Cet accident matériel appelle plusieurs conclusions : – 1° Le terrain de Cahors est trop petit  pour certains  appareils et ses abords doivent être dégagés. 2° Le bi-moteur ministériel serait passé s’il avait eu des hélices à pas variables et un excédent de puissance. Après trois essais infructueux, le ministre eût été sage en donnant l’ordre de renoncer au départ. Il ne faut pas tenter le destin, de crainte qu’il ne se venge cruellement ! » 

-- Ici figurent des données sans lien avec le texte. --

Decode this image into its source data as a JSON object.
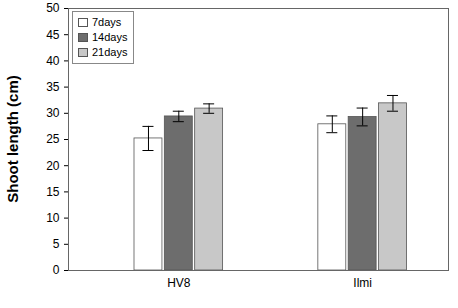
{
  "chart_data": {
    "type": "bar",
    "categories": [
      "HV8",
      "Ilmi"
    ],
    "series": [
      {
        "name": "7days",
        "color": "#ffffff",
        "values": [
          25.2,
          27.9
        ],
        "errors": [
          2.3,
          1.6
        ]
      },
      {
        "name": "14days",
        "color": "#6d6d6d",
        "values": [
          29.4,
          29.3
        ],
        "errors": [
          1.0,
          1.7
        ]
      },
      {
        "name": "21days",
        "color": "#c8c8c8",
        "values": [
          30.9,
          31.9
        ],
        "errors": [
          0.9,
          1.5
        ]
      }
    ],
    "ylabel": "Shoot length (cm)",
    "ylim": [
      0,
      50
    ],
    "yticks": [
      0,
      5,
      10,
      15,
      20,
      25,
      30,
      35,
      40,
      45,
      50
    ],
    "legend": "upper left",
    "grid": false
  }
}
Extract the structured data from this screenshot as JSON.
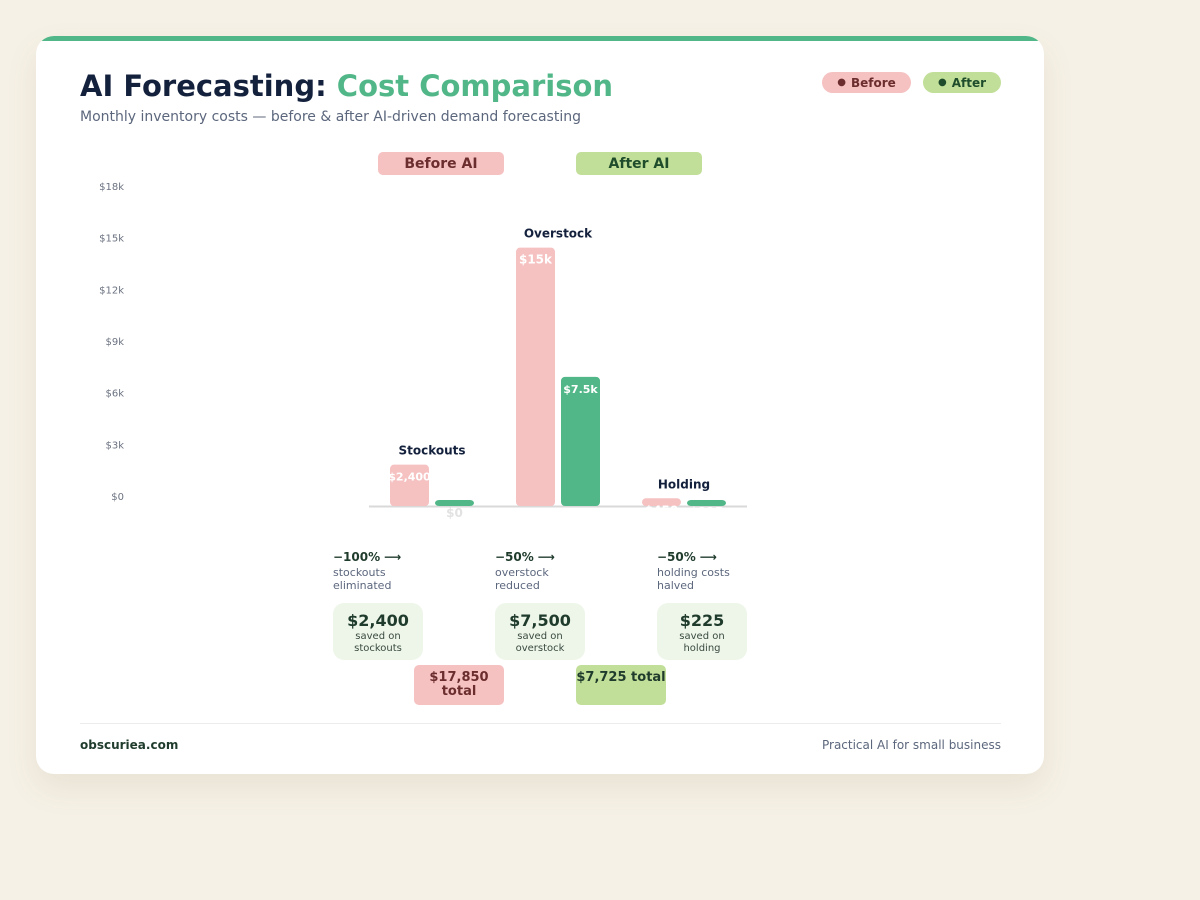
{
  "header": {
    "title_main": "AI Forecasting:",
    "title_accent": "Cost Comparison",
    "subtitle": "Monthly inventory costs — before & after AI-driven demand forecasting"
  },
  "legend": {
    "before": "Before",
    "after": "After",
    "dot": "●"
  },
  "groups": {
    "before": "Before AI",
    "after": "After AI"
  },
  "colors": {
    "before": "#f6c1c1",
    "after": "#52b788",
    "accent": "#52b788",
    "after_pill": "#c1df98"
  },
  "chart_data": {
    "type": "bar",
    "categories": [
      "Stockouts",
      "Overstock",
      "Holding"
    ],
    "series": [
      {
        "name": "Before",
        "values": [
          2400,
          15000,
          450
        ],
        "labels": [
          "$2,400",
          "$15k",
          "$450"
        ]
      },
      {
        "name": "After",
        "values": [
          0,
          7500,
          225
        ],
        "labels": [
          "$0",
          "$7.5k",
          "$225"
        ]
      }
    ],
    "ylim": [
      0,
      18000
    ],
    "yticks": [
      {
        "value": 0,
        "label": "$0"
      },
      {
        "value": 3000,
        "label": "$3k"
      },
      {
        "value": 6000,
        "label": "$6k"
      },
      {
        "value": 9000,
        "label": "$9k"
      },
      {
        "value": 12000,
        "label": "$12k"
      },
      {
        "value": 15000,
        "label": "$15k"
      },
      {
        "value": 18000,
        "label": "$18k"
      }
    ],
    "grid": false
  },
  "changes": [
    {
      "pct": "−100%",
      "desc": "stockouts eliminated"
    },
    {
      "pct": "−50%",
      "desc": "overstock reduced"
    },
    {
      "pct": "−50%",
      "desc": "holding costs halved"
    }
  ],
  "arrow": "⟶",
  "savings": [
    {
      "amount": "$2,400",
      "label": "saved on stockouts"
    },
    {
      "amount": "$7,500",
      "label": "saved on overstock"
    },
    {
      "amount": "$225",
      "label": "saved on holding"
    }
  ],
  "totals": {
    "before": "$17,850 total",
    "after": "$7,725 total"
  },
  "footer": {
    "site": "obscuriea.com",
    "tagline": "Practical AI for small business"
  }
}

Il n’y eut guère que la presse locale pour ne pas trop s’émouvoir. Toujours en date du 12 juin 1935, le Journal du Lot ne consacre que quelques lignes à l’incident, précisant que le ministre avait été ovationné par la foule quand il réapparut sain et sauf. Il est néanmoins noté que le général avait, juste après les  faits, d’ores et déjà conclu à la nécessité d’agrandir le terrain qu’il venait  d’inaugurer pour qu’il puisse accueillir des avions plus puissants. Le 14 juin, toutefois, se faisant l’écho des articles précités, Le Journal du Lot doit revenir sur l’événement. « Inutile de dire combien tout le « monde regrette cet accident et la fâcheuse impression qu’il risque de laisser dans le monde des aviateurs. Mais les regrets sont superflus. Ce qu’il faut c’est effacer complètement cette impression et en détruire l’effet. Pour cela, il n’y a qu’un moyen. C’est de compléter l’aménagement de notre aérodrome, de manière à faire disparaître tous les inconvénients signalés et c’est, ensuite, de le faire savoir à tous ceux qui pourraient en avoir gardé quelque appréhension. » Qu’en termes mesurés ces choses-là furent dites… Et pour finir, toujours dans cette même édition, cette anecdote, comme quoi tout le monde n’oublierait pas de sitôt le fâcheux incident : « Au moment de l’accident, M. B., commerçant à Cahors, était couché sous le poirier qui fut heurté par l’avion ministériel. Il n’a pas été touché, mais il a éprouvé, cependant, une légère… émotion ! » Certes ! 

Ph. M. 

Sources : site Gallica BNF, site des archives départementales du Lot.